Frito
um ovo. A gema inteira bem no centro da clara. Como ele gosta. Faço
isso todas as manhãs, desde que nos casamos. Uma xícara de café
forte na mesa da cozinha. O inicio da manhã se completaria com
ele chegando do seu trabalho noturno. Às vezes chegava antes e me
abraçava e me beijava enquanto ainda estava fritando o ovo. Por
causa disso, algumas vezes o ovo queimava e ele fingia ficar zangado.
Mas
hoje ele não veio, como não tem vindo desde quando foi convocado
para lutar na Guerra. Eu não diria convocado, mas, sequestrado. O
governo do Sudeste não reconheceu seu direito de ficar em nosso
estado, limítrofe entrre as duas regiões, declarado neutro na
guerra Sul-Sudeste contra Norte-Nordeste. No Sudeste a cidadania era
solar. Uma vez nascido lá era para sempre de lá. E o nosso
governo, para assegurar sua neutralidade, permitiu que ele fosse
levado, separado de sua esposa.
Nosso
Estado não é um mais Estado neutro. Uma revolta interna derrubou o
governo e agora lutamos ao lado dos nacionalistas Norte-Nordeste.

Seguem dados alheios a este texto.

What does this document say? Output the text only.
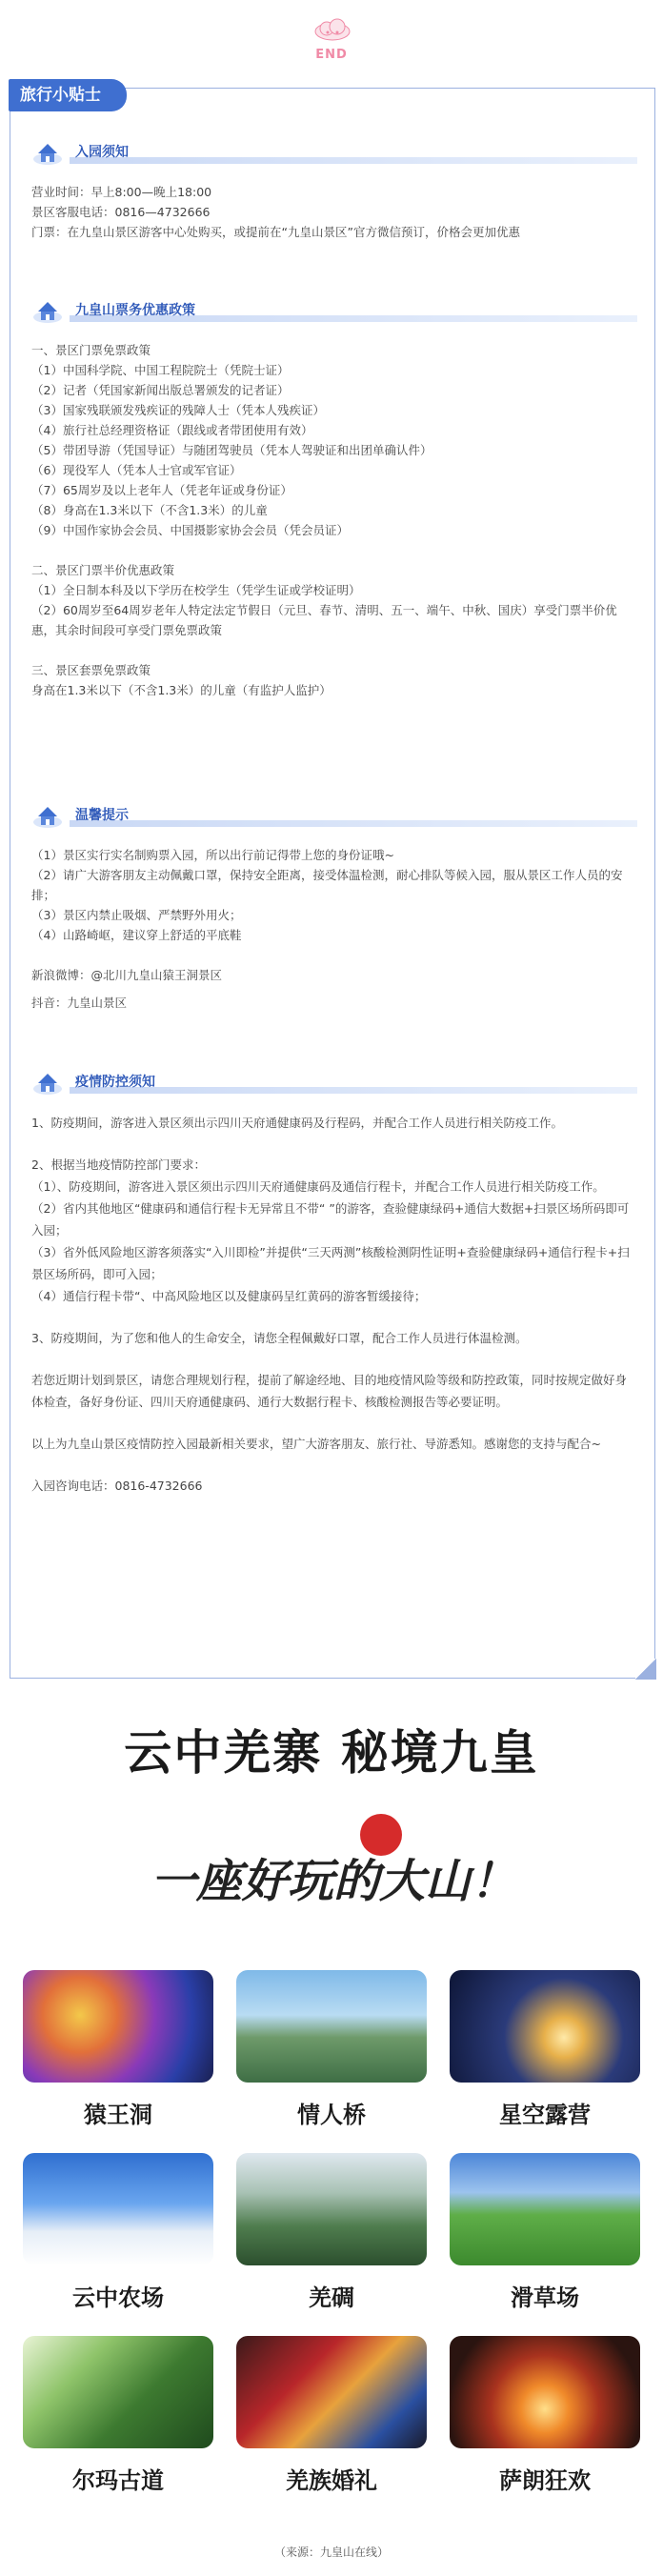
END
旅行小贴士
入园须知

营业时间：早上8:00—晚上18:00

景区客服电话：0816—4732666

门票：在九皇山景区游客中心处购买，或提前在“九皇山景区”官方微信预订，价格会更加优惠

九皇山票务优惠政策

一、景区门票免票政策

（1）中国科学院、中国工程院院士（凭院士证）

（2）记者（凭国家新闻出版总署颁发的记者证）

（3）国家残联颁发残疾证的残障人士（凭本人残疾证）

（4）旅行社总经理资格证（跟线或者带团使用有效）

（5）带团导游（凭国导证）与随团驾驶员（凭本人驾驶证和出团单确认件）

（6）现役军人（凭本人士官或军官证）

（7）65周岁及以上老年人（凭老年证或身份证）

（8）身高在1.3米以下（不含1.3米）的儿童

（9）中国作家协会会员、中国摄影家协会会员（凭会员证）

二、景区门票半价优惠政策

（1）全日制本科及以下学历在校学生（凭学生证或学校证明）

（2）60周岁至64周岁老年人特定法定节假日（元旦、春节、清明、五一、端午、中秋、国庆）享受门票半价优惠，其余时间段可享受门票免票政策

三、景区套票免票政策

身高在1.3米以下（不含1.3米）的儿童（有监护人监护）

温馨提示

（1）景区实行实名制购票入园，所以出行前记得带上您的身份证哦~

（2）请广大游客朋友主动佩戴口罩，保持安全距离，接受体温检测，耐心排队等候入园，服从景区工作人员的安排；

（3）景区内禁止吸烟、严禁野外用火；

（4）山路崎岖，建议穿上舒适的平底鞋

新浪微博：@北川九皇山猿王洞景区

抖音：九皇山景区

疫情防控须知

1、防疫期间，游客进入景区须出示四川天府通健康码及行程码，并配合工作人员进行相关防疫工作。

2、根据当地疫情防控部门要求：

（1）、防疫期间，游客进入景区须出示四川天府通健康码及通信行程卡，并配合工作人员进行相关防疫工作。

（2）省内其他地区“健康码和通信行程卡无异常且不带“ ”的游客，查验健康绿码+通信大数据+扫景区场所码即可入园；

（3）省外低风险地区游客须落实“入川即检”并提供“三天两测”核酸检测阴性证明+查验健康绿码+通信行程卡+扫景区场所码，即可入园；

（4）通信行程卡带“、中高风险地区以及健康码呈红黄码的游客暂缓接待；

3、防疫期间，为了您和他人的生命安全，请您全程佩戴好口罩，配合工作人员进行体温检测。

若您近期计划到景区，请您合理规划行程，提前了解途经地、目的地疫情风险等级和防控政策，同时按规定做好身体检查，备好身份证、四川天府通健康码、通行大数据行程卡、核酸检测报告等必要证明。

以上为九皇山景区疫情防控入园最新相关要求，望广大游客朋友、旅行社、导游悉知。感谢您的支持与配合~

入园咨询电话：0816-4732666

云中羌寨 秘境九皇
一座好玩的大山！
猿王洞	情人桥	星空露营
云中农场	羌碉	滑草场
尔玛古道	羌族婚礼	萨朗狂欢
（来源：九皇山在线）
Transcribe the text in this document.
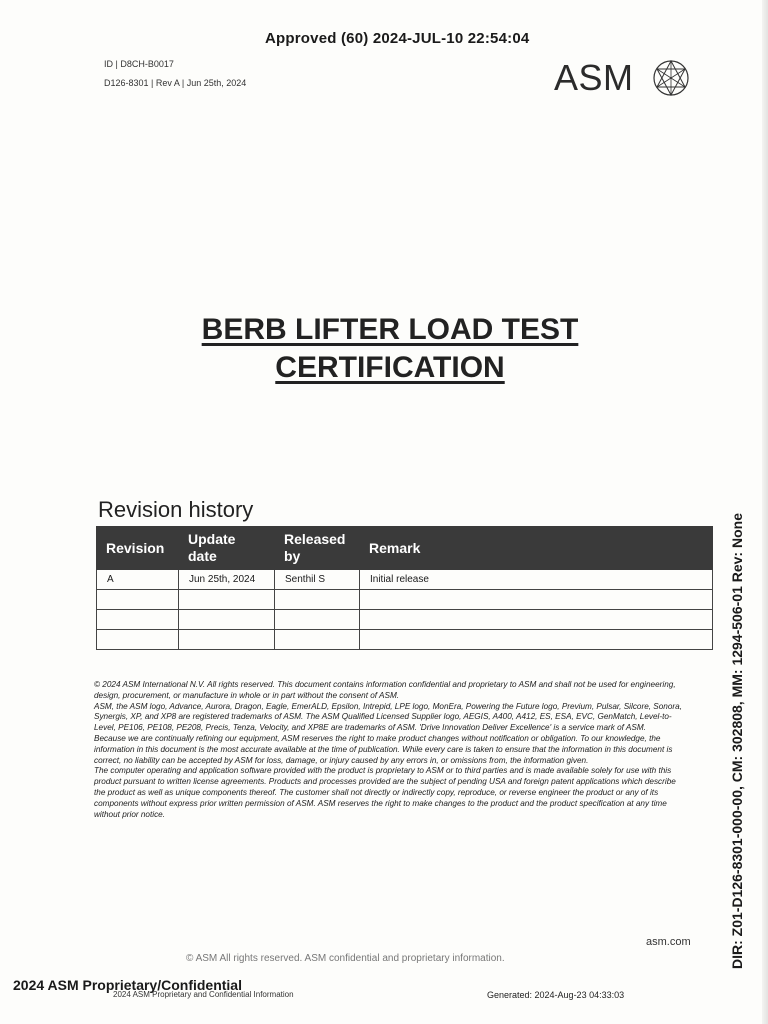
Approved (60) 2024-JUL-10 22:54:04
ID | D8CH-B0017
D126-8301 | Rev A | Jun 25th, 2024	ASM
BERB LIFTER LOAD TEST
CERTIFICATION
Revision history
Revision	Update date	Released by	Remark
A	Jun 25th, 2024	Senthil S	Initial release

© 2024 ASM International N.V. All rights reserved. This document contains information confidential and proprietary to ASM and shall not be used for engineering, design, procurement, or manufacture in whole or in part without the consent of ASM.

ASM, the ASM logo, Advance, Aurora, Dragon, Eagle, EmerALD, Epsilon, Intrepid, LPE logo, MonEra, Powering the Future logo, Previum, Pulsar, Silcore, Sonora, Synergis, XP, and XP8 are registered trademarks of ASM. The ASM Qualified Licensed Supplier logo, AEGIS, A400, A412, ES, ESA, EVC, GenMatch, Level-to-Level, PE106, PE108, PE208, Precis, Tenza, Velocity, and XP8E are trademarks of ASM. 'Drive Innovation Deliver Excellence' is a service mark of ASM.

Because we are continually refining our equipment, ASM reserves the right to make product changes without notification or obligation. To our knowledge, the information in this document is the most accurate available at the time of publication. While every care is taken to ensure that the information in this document is correct, no liability can be accepted by ASM for loss, damage, or injury caused by any errors in, or omissions from, the information given.

The computer operating and application software provided with the product is proprietary to ASM or to third parties and is made available solely for use with this product pursuant to written license agreements. Products and processes provided are the subject of pending USA and foreign patent applications which describe the product as well as unique components thereof. The customer shall not directly or indirectly copy, reproduce, or reverse engineer the product or any of its components without express prior written permission of ASM. ASM reserves the right to make changes to the product and the product specification at any time without prior notice.

asm.com
© ASM All rights reserved. ASM confidential and proprietary information.
2024 ASM Proprietary/Confidential
2024 ASM Proprietary and Confidential Information	Generated: 2024-Aug-23 04:33:03
DIR: Z01-D126-8301-000-00, CM: 302808, MM: 1294-506-01 Rev: None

Por muito tempo ficarmos longe das batalhas, mas a guerra
agora bate à porta de todos, não só de nós, vítimas de um
governo sem pulso que permitiu a saída de cidadãos para lutarem
contra sua vontade.
Olho
para a xícara de café e o prato com um ovo frito, talvez pela última vez. Até ontem, ficara imaginando
como ele seria quando voltar. Mas não hoje. Até ontem, queria que a guerra não o mudesse, apesar
de saber que o governo do Sudeste está usando a tecnologia dos
chips, proibida internacionalmente. Um dispositivo de nanotecnologia
colocado em seu cerebelo que pouco a pouco coloca como dominante a
vontade de lutar.
Fazia parte de um grupo de auto ajuda de pessoas com parentes sequestrados,
por ambos os lados, para lutarem por algo que não acreditavam. O que
todos mais temiam era a perda da identidade de seus entes queridos
por causa do chip. Saí por que eles me olhavam com inveja, pois meu
marido ainda me escrevia, mostrando laços de afetividade, quando
ninguém mais dava qualquer sinal de vida. Eu sei que suas cartas
estavam cada vez mais recheadas com slogans separatistas e xenófobos,
mas sempre havia algo para mim. Nem que fosse um “te amo” antes
da assinatura.
Isso
era uma prova de que ele cumprira o que prometera. Lutar contra o
domínio do chip enquanto fosse possível.
Porém
um dia as cartas não vieram mais. Eu preferia acreditar que
era porque abandonamos a neutralidade e o acordo com os Correios do
Sul-Sudeste foi rompido. Isso de fato aconteceu, mas as cartas
pararam bem antes.
Infelizmente
Nosso Estado scolheu o lado errado da guerra. Não por questões
ideológicas, mas por que é o lado que está perdendo.
Hoje,
a Capital está sendo bombardeada. Exaustivamente. Cruelmente. Como
se quisessem varrê-la do mapa. O pior que eu acho que meu marido
esteja comandando algum dos bombardeiros. Ele é piloto. Com seu
cérebro chipado, com certeza jogaria uma bomba na própria casa.
Enquanto
escrevo, vejo clarões das explosões cada vez mais próximas.
Recusei-me a ir para um abrigo. Não suportaria saber que meu marido
virou um inumano, uma máquina de lutar sem propósito além de
simplesmente matar. Espero que a próxima atinja em cheio a minha
casa.
Silêncio.
O bombardeio terminou. Arrisco-me a olhar pela porta. Por um
instante, não acreditei no que vi. Até onde minha vista alcançava,
tudo estava destruído. Minha casa era a única de pé.